The London Perl and Raku Workshop takes place on 26th Oct 2024. If your company depends on Perl, please consider sponsoring and/or attending.

NAME

Parse::Matroska::Reader

VERSION

version 0.001

SYNOPSIS

    use Parse::Matroska::Reader;
    my $reader = Parse::Matroska::Reader->new($path);
    $reader->close;
    $reader->open(\$string_with_matroska_data);

    my $elem = $reader->read_element;
    print "Element ID: $elem->{elid}\n";
    print "Element name: $elem->{name}\n";
    if ($elem->{type} ne 'sub') {
        print "Element value: $elem->get_value\n";
    } else {
        while (my $child = $elem->next_child) {
            print "Child element: $child->{name}\n";
        }
    }
    $reader->close;

DESCRIPTION

Reads EBML data, which is used in Matroska files. This is a low-level reader which is meant to be used as a backend for higher level readers. TODO: write the high level readers :)

NOTE

The API of this module is not yet considered stable.

METHODS

new

Creates a new reader. Calls "open(arg)" with its arguments if provided.

open(arg)

Creates the internal filehandle. The argument can be:

  • An open filehandle or IO::Handle object. The filehandle is not dup()ed, so calling "close" in this object will close the given filehandle as well.

  • A scalar containing a path to a file.

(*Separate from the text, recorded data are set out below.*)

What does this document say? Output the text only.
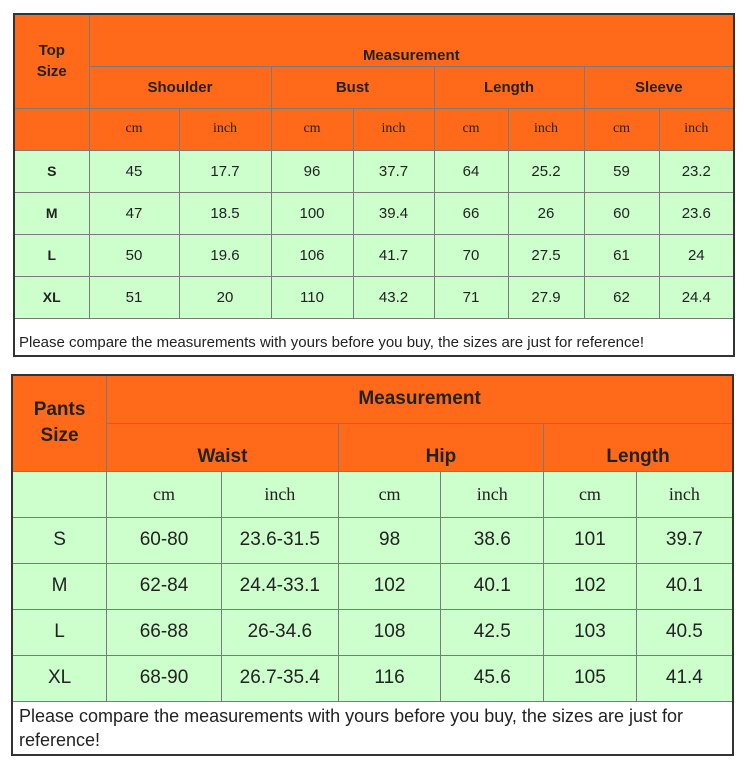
Top
Size	Measurement							
	Shoulder		Bust		Length		Sleeve	
	cm	inch	cm	inch	cm	inch	cm	inch
S	45	17.7	96	37.7	64	25.2	59	23.2
M	47	18.5	100	39.4	66	26	60	23.6
L	50	19.6	106	41.7	70	27.5	61	24
XL	51	20	110	43.2	71	27.9	62	24.4
Please compare the measurements with yours before you buy, the sizes are just for reference!								
Pants
Size	Measurement					
	Waist		Hip		Length	
	cm	inch	cm	inch	cm	inch
S	60-80	23.6-31.5	98	38.6	101	39.7
M	62-84	24.4-33.1	102	40.1	102	40.1
L	66-88	26-34.6	108	42.5	103	40.5
XL	68-90	26.7-35.4	116	45.6	105	41.4
Please compare the measurements with yours before you buy, the sizes are just for reference!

  • On perl v5.14 or newer, a scalarref pointing to EBML data. For similar functionality in older perls, give an IO::String object.

close

Closes the internal filehandle.

readlen(length)

Reads length bytes from the internal filehandle.

read_id

Reads an EBML ID atom in hexadecimal string format, suitable for passing to "elem_by_hexid" in Parse::Matroska::Definitions.

read_size

Reads an EBML Data Size atom, which immediately follows an EBML ID atom.

This returns an array consisting of:

0 The length of the Data Size atom.
1 The value encoded in the Data Size atom, which is the length of all the data following it.
read_str(length)

Reads a string of length length bytes from the internal filehandle. The string is already "decode" in Encoded from UTF-8, which is the standard Matroska string encoding.

read_uint(length)

Reads an unsigned integer of length length bytes from the internal filehandle.

Returns a Math::BigInt object if length is greater than 4.

read_sint(length)

Reads a signed integer of length length bytes from the internal filehandle.

Returns a Math::BigInt object if length is greater than 4.

read_float(length)

Reads an IEEE floating point number of length length bytes from the internal filehandle.

Only lengths '4' and '8' are supported (C 'float' and 'double').

read_ebml_id(length)

Reads an EBML ID when it's encoded as the data inside another EBML element, that is, when the enclosing element's type is "ebml_id".

This returns a hashref with the EBML element description as defined in Parse::Matroska::Definitions.

skip(length)

Skips length bytes in the internal filehandle.

getpos

Wrapper for "$io->getpos" in IO::Seekable in the internal filehandle.

Returns undef if the internal filehandle can't getpos.

setpos(pos)

Wrapper for "$io->setpos" in IO::Seekable in the internal filehandle.

Returns undef if the internal filehandle can't setpos.

Croaks if setpos does not seek to the requested position, that is, if calling getpos does not yield the same object as the pos argument.

read_element(read_bin)

Reads a full EBML element from the internal filehandle.

Returns a Parse::Matroska::Element initialized with the read data. If read_bin is not present or is false, will delay-load the contents of 'binary' type elements, that is, they will only be loaded when calling get_value on the returned Parse::Matroska::Element object.

Does not read the children of the element if its type is 'sub'. Look into the Parse::Matroska::Element interface for details in how to read children elements.

Pass a true read_bin if the stream being read is not seekable (getpos is undef) and the contents of 'binary' elements is desired, otherwise seeking errors or internal filehandle corruption might occur.

CAVEATS

Children elements have to be processed as soon as an element with children is found, or their children ignored with "skip" in Parse::Matroska::Element. Not doing so doesn't cause errors but results in an invalid structure, with constant '0' depth.

To work correctly in unseekable streams, either the contents of 'binary'-type elements has to be ignored or the read_bin flag to read_element has to be true.

AUTHOR

Diogo Franco <diogomfranco@gmail.com>, aka Kovensky. Initially based on a python script by Uoti Urpala.

SEE ALSO

Parse::Matroska::Definitions, Parse::Matroska::Element.

LICENSE

The FreeBSD license, equivalent to the ISC license.